Gorgeous and peaceful Burgazada.
This Greek fishing village (formerly called Panormos during the Hellenistic era) is home to mansions and wooden villas. The rich locals, especially those belonging in the Jewish community, fell in love with the tranquility and beauty of the island that they built their summer cottages here – if “cottage” would be the right word to describe the palatial mansions in the island. The island is quite small, with only 371 acres in area. There used to be a thick pine forest in the island. However, a fire in 2003 razed most of these.
Sait Faik Abasiyanik, the famed Turkish short story writer, made his home here. Today, his house has been converted into a museum that is dedicated to celebrating his life and art. Sait Faik’s stories mostly have Burgazada and the rest of the Princes’ Islands as their location. Sait Faik lived with his mother in this house, which is a period piece. A visit to this hillside mansion is well worth it. To get in, feel free to ring the doorbell and the caretaker will come out to give you the “tour”.
The island is also home to some monasteries and churches, particularly those that are built during the Byzantine period. There is the Christos Metamorfosis Monastery, which is located in open country. This is dedicated to barren women. They make their pilgrimage here for the monastery’s sacred waters, in the hope that they will be blessed with a child. There is also the Greek Orthodox Church of St. John, which is just a stone’s throw away from the Faik Museum. The church features a chandelier and a number of gilded icons.

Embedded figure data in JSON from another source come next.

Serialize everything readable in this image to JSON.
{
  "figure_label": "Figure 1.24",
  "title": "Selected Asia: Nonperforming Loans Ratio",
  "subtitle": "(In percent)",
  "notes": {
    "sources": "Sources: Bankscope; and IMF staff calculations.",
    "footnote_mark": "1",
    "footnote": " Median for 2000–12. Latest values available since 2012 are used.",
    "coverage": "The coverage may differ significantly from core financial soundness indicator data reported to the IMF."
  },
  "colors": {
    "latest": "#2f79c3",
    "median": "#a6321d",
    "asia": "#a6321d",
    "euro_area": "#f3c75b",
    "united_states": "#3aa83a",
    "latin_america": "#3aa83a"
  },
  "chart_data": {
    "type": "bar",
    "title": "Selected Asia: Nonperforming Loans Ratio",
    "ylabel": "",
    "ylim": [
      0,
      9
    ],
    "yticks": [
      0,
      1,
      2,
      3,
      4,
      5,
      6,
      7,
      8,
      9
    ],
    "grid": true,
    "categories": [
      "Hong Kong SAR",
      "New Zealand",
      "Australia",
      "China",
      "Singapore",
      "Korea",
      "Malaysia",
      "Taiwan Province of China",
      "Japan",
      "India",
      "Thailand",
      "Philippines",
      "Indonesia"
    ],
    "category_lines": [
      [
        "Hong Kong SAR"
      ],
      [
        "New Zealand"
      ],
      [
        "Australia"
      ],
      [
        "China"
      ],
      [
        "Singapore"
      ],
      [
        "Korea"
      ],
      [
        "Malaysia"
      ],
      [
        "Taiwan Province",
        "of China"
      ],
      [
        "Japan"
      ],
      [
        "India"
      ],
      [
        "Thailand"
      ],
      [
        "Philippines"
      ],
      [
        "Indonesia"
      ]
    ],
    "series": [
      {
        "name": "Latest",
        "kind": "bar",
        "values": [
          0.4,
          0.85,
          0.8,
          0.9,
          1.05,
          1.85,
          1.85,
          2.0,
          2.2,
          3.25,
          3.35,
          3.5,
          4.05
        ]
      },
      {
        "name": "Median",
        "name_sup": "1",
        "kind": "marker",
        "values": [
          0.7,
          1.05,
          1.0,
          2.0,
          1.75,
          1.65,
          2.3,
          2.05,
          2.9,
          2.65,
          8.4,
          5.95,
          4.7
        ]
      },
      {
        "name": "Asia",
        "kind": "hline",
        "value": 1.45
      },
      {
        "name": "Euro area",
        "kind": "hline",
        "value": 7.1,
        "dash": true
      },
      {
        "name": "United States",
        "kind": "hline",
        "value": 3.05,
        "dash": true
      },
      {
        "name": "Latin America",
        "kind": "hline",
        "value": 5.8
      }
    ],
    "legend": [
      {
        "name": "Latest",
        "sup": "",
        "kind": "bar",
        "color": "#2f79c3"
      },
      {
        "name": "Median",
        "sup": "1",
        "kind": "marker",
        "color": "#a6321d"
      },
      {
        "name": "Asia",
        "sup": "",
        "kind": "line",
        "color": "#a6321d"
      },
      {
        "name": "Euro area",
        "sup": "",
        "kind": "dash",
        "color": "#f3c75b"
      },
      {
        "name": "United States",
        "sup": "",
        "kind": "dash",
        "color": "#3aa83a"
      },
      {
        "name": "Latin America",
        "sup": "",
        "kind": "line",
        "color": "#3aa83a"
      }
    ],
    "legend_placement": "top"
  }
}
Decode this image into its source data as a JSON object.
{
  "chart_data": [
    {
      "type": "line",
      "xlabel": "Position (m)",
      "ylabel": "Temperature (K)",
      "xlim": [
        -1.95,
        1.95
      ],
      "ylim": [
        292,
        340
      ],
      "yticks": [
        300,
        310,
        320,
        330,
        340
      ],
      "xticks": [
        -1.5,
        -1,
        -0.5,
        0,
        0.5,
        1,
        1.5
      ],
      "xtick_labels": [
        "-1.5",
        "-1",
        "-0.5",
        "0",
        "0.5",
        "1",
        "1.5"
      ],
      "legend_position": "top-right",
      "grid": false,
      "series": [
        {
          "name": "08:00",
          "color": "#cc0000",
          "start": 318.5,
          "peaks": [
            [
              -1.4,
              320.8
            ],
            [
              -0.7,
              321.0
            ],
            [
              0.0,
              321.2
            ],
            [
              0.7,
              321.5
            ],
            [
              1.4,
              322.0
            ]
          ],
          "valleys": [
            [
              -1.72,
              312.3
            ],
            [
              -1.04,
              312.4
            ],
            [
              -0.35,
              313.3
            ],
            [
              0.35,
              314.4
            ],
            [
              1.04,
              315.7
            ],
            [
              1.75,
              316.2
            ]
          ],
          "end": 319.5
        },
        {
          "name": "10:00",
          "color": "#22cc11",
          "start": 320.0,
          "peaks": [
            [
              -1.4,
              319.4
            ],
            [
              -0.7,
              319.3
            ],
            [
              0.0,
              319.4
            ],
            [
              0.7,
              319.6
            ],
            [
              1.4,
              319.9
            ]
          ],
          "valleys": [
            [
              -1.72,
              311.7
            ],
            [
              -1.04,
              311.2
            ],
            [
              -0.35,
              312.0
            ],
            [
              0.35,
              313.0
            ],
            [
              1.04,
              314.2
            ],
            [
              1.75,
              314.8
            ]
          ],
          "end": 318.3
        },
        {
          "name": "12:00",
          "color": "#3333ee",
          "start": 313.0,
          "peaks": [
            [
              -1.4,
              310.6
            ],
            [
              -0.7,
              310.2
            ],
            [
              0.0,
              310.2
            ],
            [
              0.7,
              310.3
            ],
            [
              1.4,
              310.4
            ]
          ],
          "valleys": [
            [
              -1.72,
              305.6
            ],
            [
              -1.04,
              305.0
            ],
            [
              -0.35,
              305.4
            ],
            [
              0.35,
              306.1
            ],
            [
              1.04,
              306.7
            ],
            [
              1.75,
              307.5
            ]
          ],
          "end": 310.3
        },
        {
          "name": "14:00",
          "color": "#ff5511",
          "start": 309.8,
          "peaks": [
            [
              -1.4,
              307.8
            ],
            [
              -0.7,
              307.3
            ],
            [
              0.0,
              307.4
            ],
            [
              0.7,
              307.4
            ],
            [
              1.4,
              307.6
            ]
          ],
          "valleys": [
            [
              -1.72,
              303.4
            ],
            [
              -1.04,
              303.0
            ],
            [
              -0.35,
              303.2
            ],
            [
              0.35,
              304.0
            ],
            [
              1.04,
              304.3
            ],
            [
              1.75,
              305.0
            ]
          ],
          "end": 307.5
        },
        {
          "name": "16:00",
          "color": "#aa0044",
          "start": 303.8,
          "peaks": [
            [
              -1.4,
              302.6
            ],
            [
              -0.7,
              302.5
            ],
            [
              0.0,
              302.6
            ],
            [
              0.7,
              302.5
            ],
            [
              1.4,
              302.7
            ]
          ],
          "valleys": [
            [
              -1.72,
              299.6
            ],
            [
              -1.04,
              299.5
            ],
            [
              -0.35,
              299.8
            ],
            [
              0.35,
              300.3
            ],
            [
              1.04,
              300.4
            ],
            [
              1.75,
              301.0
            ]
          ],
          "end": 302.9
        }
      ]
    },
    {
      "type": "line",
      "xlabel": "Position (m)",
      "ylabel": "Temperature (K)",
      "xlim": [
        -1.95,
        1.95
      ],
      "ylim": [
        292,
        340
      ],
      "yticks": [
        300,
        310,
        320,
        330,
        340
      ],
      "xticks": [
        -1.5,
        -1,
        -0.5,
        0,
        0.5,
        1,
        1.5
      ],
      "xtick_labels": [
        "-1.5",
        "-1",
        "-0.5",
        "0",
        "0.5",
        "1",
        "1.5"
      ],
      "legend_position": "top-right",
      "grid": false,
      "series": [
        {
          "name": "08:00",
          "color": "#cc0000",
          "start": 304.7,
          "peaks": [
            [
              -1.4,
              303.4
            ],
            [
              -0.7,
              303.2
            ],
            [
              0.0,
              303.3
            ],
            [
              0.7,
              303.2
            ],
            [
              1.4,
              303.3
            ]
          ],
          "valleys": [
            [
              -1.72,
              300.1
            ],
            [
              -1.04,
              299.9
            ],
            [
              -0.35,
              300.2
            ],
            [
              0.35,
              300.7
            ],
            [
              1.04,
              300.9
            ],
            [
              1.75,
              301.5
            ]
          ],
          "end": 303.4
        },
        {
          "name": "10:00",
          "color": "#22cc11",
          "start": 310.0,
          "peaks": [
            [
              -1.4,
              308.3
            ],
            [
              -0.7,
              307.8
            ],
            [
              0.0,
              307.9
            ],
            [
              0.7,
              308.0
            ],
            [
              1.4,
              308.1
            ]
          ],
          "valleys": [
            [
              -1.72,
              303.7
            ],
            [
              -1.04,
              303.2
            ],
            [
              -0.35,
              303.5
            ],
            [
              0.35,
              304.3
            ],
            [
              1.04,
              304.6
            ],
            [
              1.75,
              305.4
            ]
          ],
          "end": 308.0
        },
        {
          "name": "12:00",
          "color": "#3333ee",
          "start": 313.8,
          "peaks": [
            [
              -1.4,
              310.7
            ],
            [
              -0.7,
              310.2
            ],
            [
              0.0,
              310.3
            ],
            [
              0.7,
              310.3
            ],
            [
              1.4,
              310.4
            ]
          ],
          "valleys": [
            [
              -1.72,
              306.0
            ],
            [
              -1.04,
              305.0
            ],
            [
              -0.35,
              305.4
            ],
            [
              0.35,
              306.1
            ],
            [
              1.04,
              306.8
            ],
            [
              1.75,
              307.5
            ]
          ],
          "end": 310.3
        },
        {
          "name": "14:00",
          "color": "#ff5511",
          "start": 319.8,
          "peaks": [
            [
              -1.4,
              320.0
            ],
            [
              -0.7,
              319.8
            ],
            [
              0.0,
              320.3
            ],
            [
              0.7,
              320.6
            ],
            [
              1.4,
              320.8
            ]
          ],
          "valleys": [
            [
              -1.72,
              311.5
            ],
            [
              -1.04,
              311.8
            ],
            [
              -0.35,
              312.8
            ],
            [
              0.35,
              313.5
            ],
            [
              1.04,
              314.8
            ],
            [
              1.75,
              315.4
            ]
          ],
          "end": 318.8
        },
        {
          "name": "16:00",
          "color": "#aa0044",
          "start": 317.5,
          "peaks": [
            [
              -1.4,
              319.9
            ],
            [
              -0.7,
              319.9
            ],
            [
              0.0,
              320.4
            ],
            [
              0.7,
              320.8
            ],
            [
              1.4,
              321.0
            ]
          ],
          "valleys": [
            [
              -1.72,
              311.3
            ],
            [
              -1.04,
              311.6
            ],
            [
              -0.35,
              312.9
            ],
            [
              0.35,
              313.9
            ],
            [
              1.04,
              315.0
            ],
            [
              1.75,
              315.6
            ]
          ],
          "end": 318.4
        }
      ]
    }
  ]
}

At the tip of the island are red cliffs that offer gorgeous views of the bay. This is called the Counterfeiter’s Stone (Kalpazankaya). It is said that forgers used this rock to stash their loot. There are two lidos (swim clubs) located in the ferry landing. Sadly, Burgazada is not much of a swimmer’s place, as there are better beaches in the other islands.
The waterfront is a busy place at nighttime, with restaurants and cafes busily serving tourists the very best seafood dishes.
To get to the island, there is a ferry you can take from Sirkeci. It leaves every hour. You can also opt to take the ferry from the Asian side, on the Botanci district. You can take your pick – older, open-air ferries that are an experience in themselves, or sleek ferries that are fast and air-conditioned.